Step 2: Recall the Formula for Work Done by an Expanding Gas
Under an isobaric (constant pressure) process, the work done by the gas is given by:
$$w = -\,P\,\Delta V$$
The negative sign indicates that when the gas expands, it does work on the surroundings and hence the system loses energy.
Step 3: Compute the Change in Volume
$$\Delta V = V_f - V_i = (1 \times 10^{-2}) - (1 \times 10^{-3}) \,\text{m}^3 = 9 \times 10^{-3} \,\text{m}^3$$
Step 4: Substitute the Values into the Work Formula
$$w = -\,P\,\Delta V = -\,\bigl(1 \times 10^5\,\text{N}\,\text{m}^{-2}\bigr)\,\bigl(9 \times 10^{-3}\,\text{m}^3\bigr)$$
Note: $1\,\text{N}\,\text{m}^{-2} = 1\,\text{Pa}$, and $1\,\text{J} = 1\,\text{N}\,\text{m}$.
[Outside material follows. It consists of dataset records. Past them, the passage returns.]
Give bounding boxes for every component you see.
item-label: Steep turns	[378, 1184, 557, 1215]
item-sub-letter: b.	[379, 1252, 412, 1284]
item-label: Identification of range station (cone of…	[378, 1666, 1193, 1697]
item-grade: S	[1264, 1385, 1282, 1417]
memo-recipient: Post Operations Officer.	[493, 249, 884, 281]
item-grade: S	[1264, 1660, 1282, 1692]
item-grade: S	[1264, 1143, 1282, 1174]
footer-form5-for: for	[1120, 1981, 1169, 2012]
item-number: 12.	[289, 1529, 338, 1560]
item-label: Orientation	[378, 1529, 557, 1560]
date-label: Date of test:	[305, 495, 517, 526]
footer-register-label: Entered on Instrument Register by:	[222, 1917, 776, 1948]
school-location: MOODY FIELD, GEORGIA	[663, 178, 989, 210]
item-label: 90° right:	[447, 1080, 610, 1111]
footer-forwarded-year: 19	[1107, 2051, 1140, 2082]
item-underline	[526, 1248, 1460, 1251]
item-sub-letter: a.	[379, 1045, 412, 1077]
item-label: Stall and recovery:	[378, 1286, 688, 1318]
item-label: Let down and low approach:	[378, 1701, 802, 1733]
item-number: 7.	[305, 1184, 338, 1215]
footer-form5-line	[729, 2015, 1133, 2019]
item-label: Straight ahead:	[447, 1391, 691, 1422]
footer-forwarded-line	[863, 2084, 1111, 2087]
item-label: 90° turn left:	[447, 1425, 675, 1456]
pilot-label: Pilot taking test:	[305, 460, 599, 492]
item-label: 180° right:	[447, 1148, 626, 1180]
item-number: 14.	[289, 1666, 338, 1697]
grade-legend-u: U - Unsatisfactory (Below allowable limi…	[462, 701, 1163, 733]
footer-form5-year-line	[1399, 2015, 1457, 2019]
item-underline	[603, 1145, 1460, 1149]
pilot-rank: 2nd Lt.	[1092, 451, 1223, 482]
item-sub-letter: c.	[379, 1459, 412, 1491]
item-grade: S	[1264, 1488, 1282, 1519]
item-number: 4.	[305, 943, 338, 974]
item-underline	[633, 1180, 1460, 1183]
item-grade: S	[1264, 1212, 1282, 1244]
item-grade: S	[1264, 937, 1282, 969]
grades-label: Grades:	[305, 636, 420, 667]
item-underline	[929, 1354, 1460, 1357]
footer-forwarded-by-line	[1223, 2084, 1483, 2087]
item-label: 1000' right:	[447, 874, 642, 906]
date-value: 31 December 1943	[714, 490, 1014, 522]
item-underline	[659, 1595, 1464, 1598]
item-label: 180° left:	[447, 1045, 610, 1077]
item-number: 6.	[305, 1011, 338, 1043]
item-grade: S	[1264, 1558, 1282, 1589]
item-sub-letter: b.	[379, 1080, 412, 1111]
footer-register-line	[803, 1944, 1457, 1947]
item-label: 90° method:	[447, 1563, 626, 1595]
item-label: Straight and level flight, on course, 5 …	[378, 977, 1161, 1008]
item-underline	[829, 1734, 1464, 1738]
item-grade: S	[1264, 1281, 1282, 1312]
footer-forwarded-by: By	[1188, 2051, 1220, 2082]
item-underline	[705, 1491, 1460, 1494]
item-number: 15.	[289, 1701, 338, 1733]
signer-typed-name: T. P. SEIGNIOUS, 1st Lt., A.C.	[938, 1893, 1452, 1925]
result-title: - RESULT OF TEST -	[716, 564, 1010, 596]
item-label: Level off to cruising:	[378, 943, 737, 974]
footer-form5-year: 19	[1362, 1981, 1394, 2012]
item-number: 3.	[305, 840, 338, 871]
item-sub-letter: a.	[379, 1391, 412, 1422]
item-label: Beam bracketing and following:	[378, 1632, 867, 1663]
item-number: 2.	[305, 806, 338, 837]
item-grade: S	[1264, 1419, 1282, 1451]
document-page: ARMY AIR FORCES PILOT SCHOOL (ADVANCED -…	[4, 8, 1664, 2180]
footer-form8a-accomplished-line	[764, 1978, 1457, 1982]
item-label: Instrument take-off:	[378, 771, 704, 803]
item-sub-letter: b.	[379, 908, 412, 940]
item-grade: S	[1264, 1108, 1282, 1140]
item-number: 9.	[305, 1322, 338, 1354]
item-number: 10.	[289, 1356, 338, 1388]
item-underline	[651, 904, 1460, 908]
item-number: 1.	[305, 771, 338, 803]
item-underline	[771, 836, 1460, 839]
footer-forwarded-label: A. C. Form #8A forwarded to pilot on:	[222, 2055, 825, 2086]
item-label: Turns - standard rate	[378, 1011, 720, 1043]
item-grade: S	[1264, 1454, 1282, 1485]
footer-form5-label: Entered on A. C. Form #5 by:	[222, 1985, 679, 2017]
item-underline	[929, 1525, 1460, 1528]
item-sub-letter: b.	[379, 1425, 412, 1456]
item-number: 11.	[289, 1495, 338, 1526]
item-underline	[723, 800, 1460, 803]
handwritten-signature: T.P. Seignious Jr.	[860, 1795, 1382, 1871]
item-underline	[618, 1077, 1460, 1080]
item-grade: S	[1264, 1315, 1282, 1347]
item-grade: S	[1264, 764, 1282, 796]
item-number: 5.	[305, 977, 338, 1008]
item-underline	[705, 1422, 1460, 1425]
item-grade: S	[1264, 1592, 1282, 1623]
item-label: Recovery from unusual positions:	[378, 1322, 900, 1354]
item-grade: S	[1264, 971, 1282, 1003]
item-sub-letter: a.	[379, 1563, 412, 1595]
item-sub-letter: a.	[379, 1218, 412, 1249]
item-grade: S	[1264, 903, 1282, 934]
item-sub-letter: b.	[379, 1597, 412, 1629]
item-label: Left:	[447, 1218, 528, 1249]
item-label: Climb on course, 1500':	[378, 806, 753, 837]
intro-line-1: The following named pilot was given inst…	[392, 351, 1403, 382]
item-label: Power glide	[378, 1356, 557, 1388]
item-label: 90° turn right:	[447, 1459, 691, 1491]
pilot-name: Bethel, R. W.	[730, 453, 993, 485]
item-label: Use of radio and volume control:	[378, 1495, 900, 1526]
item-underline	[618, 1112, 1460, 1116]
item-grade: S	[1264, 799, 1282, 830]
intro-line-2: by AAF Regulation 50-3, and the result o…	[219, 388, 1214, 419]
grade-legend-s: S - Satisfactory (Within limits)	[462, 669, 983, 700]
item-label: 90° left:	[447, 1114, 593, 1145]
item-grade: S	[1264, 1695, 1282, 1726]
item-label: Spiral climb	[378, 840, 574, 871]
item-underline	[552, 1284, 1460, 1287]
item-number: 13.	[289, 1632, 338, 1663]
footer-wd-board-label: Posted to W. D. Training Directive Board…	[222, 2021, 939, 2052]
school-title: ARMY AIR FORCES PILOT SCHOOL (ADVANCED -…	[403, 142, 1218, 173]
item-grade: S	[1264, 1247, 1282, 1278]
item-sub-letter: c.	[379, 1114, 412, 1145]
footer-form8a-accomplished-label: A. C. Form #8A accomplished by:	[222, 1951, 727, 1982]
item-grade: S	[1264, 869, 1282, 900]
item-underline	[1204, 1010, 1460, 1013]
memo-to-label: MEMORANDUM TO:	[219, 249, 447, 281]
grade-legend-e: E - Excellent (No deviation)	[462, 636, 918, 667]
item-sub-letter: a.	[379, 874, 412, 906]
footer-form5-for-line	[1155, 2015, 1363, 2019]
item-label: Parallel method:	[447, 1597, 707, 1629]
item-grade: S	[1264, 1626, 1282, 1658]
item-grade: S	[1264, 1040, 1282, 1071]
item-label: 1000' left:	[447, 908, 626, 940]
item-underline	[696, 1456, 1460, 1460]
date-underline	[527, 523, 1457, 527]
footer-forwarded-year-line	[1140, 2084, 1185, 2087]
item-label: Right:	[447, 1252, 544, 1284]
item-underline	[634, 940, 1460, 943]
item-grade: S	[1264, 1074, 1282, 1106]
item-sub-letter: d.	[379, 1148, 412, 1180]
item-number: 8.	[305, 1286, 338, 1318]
Step 5: Perform the Multiplication
$$w = - \Bigl(1 \times 10^5 \times 9 \times 10^{-3}\Bigr)\,\text{J} = - (1 \times 9 \times 10^{5 - 3})\,\text{J} = - (9 \times 10^2)\,\text{J}$$
$$w = -900\,\text{J}$$
Step 6: Interpret the Result
The negative sign indicates that the system (gas) is doing work on the surroundings by expanding. The magnitude of the work is $900\,\text{J}$, and since the process is expansion, the sign is negative.
Final Answer
The work done in the process is -900 J.